Isso porque postagens de empresas, principalmente, devem ser mais raras nas linhas dos tempos das pessoas. Ou seja, o grande motor do faturamento do Facebook – US$ 10,1 bilhões somente no terceiro trimestre do ano passado (último dado divulgado) – pode sofrer um abalo.

E uma pesquisa realizada pela iProspect mostra que o Facebook foi um dos grandes destaques na recepção dos investimentos – ao contrário de um de seus grandes “rivais”, o Twitter. Enquanto a rede de Mark Zuckerberg aumentou em 36% o investimento recebido, o Twitter teve queda de 15%. No Pinterest, a queda foi ainda maior: 35%.

Investimento deve continuar, conteúdo vai mudar

Apesar das mudanças nos algoritmos, o aporte não deve diminuir em um curto e nem médio prazo, segundo estimativa de Rafael Rodrigues, especialista marketing digital da iProspect. O que vai mudar será o formato.

Nos últimos anos, o Facebook adotou uma estratégia de priorizar os vídeos. Não por acaso, houve crescimento de 41% nos anúncios de vídeos dentro da plataforma. Agora, com as interações pessoais entre amigos e parentes na dianteira, as áreas de marketing precisarão se renovar.

Aquelas propagandas que estimularem mais interações e discussões estarão na frente das outras. “O conteúdo vai ser a prioridade e não necessariamente um produto ou serviço”, diz Rodrigues. “A ideia é que os profissionais estejam antenados nas discussões para engajar mais a marca que representam.”

Facebook procura novas opções

Além do Facebook, a empresa de Mark Zuckerberg também olha com atenção para os seus outros produtos, como Instagram e WhatsApp. A primeira já vai caminhando com as próprias pernas – somente nos primeiros nove meses do ano passado, o valor investido na plataforma de fotos superou os 104%.

Já o WhatsApp, que foi adquirido por monumentais US$ 22 bilhões em 2014, ainda tenta encontrar uma fórmula para ser lucrativo. Anteriormente, o aplicativo cobrava US$ 1 por ano para se ter acesso ao WhatsApp. Desde 2016, no entanto, a cobrança foi extinta.

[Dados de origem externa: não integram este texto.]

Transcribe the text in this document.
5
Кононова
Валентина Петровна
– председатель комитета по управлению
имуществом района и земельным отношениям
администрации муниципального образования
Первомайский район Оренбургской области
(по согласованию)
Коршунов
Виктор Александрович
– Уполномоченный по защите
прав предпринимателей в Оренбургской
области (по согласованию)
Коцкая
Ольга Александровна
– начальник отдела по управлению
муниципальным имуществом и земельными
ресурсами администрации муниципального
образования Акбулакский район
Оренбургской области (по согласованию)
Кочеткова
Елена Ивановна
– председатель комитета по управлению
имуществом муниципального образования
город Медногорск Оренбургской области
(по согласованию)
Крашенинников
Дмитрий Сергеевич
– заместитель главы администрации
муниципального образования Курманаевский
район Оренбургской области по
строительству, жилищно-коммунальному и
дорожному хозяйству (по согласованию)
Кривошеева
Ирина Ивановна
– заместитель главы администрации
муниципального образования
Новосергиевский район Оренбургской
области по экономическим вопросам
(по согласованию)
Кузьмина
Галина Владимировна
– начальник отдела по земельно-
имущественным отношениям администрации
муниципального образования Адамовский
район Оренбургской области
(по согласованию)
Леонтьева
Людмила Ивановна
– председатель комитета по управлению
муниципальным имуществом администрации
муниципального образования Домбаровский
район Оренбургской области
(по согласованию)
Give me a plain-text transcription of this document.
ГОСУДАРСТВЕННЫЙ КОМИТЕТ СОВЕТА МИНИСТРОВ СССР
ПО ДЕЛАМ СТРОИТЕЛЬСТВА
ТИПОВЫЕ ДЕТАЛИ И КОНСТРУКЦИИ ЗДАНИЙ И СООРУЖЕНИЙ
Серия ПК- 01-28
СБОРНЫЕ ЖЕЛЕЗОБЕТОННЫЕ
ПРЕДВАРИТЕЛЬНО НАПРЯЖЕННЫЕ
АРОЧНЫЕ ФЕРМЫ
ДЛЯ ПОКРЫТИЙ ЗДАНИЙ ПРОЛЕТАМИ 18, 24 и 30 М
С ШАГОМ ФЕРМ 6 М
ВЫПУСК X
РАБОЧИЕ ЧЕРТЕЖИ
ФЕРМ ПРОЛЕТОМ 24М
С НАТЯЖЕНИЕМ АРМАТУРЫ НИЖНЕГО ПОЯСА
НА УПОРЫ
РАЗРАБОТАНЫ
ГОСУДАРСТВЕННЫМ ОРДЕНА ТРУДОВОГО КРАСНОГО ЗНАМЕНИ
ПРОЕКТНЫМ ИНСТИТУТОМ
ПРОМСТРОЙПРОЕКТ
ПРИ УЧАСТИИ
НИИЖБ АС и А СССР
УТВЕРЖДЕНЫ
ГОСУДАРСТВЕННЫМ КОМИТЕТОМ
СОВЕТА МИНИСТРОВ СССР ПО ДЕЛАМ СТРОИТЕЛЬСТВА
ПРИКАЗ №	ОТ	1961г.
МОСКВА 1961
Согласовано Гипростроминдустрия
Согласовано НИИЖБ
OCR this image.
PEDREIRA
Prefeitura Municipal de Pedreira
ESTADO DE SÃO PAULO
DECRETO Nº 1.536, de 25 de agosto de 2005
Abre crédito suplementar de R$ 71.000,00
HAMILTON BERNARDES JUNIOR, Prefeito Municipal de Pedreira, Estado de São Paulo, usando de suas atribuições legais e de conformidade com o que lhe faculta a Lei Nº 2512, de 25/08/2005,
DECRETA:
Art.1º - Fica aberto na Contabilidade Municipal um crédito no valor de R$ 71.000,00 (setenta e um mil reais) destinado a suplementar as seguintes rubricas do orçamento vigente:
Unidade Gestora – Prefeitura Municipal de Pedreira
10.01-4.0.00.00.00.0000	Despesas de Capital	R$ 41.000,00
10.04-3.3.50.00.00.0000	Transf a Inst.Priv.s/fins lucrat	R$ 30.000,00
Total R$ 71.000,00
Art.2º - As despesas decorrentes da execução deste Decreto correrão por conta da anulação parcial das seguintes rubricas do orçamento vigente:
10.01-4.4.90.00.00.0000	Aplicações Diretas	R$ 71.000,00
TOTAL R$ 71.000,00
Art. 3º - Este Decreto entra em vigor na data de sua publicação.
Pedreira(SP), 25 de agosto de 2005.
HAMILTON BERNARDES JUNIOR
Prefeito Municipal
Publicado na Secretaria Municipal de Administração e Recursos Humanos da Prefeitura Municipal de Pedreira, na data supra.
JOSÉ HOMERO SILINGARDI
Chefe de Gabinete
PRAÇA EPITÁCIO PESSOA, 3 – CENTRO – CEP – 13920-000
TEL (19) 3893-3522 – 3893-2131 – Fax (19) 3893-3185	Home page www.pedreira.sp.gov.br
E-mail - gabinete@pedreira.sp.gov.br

Até agora, o Facebook tenta encontrar uma forma de fazer sua ferramenta dar dinheiro: algumas empresas, por exemplo, começaram a criar SACs e robôs para atender pelo WhatsApp. Nada, contudo, foi disseminado em escala. Ao mesmo tempo, o número de mensagens só cresce: no dia 31 de dezembro houve um recorde de 75 bilhões de mensagens em todo o mundo.

“O WhatsApp acaba sendo uma rede social mais privativa e a forma como as marcas vão entrar nela precisa ser muito bem estudada”, diz Rodrigues, da iProspect. “Se não, pode ter um efeito negativo, de uma publicidade invasiva.”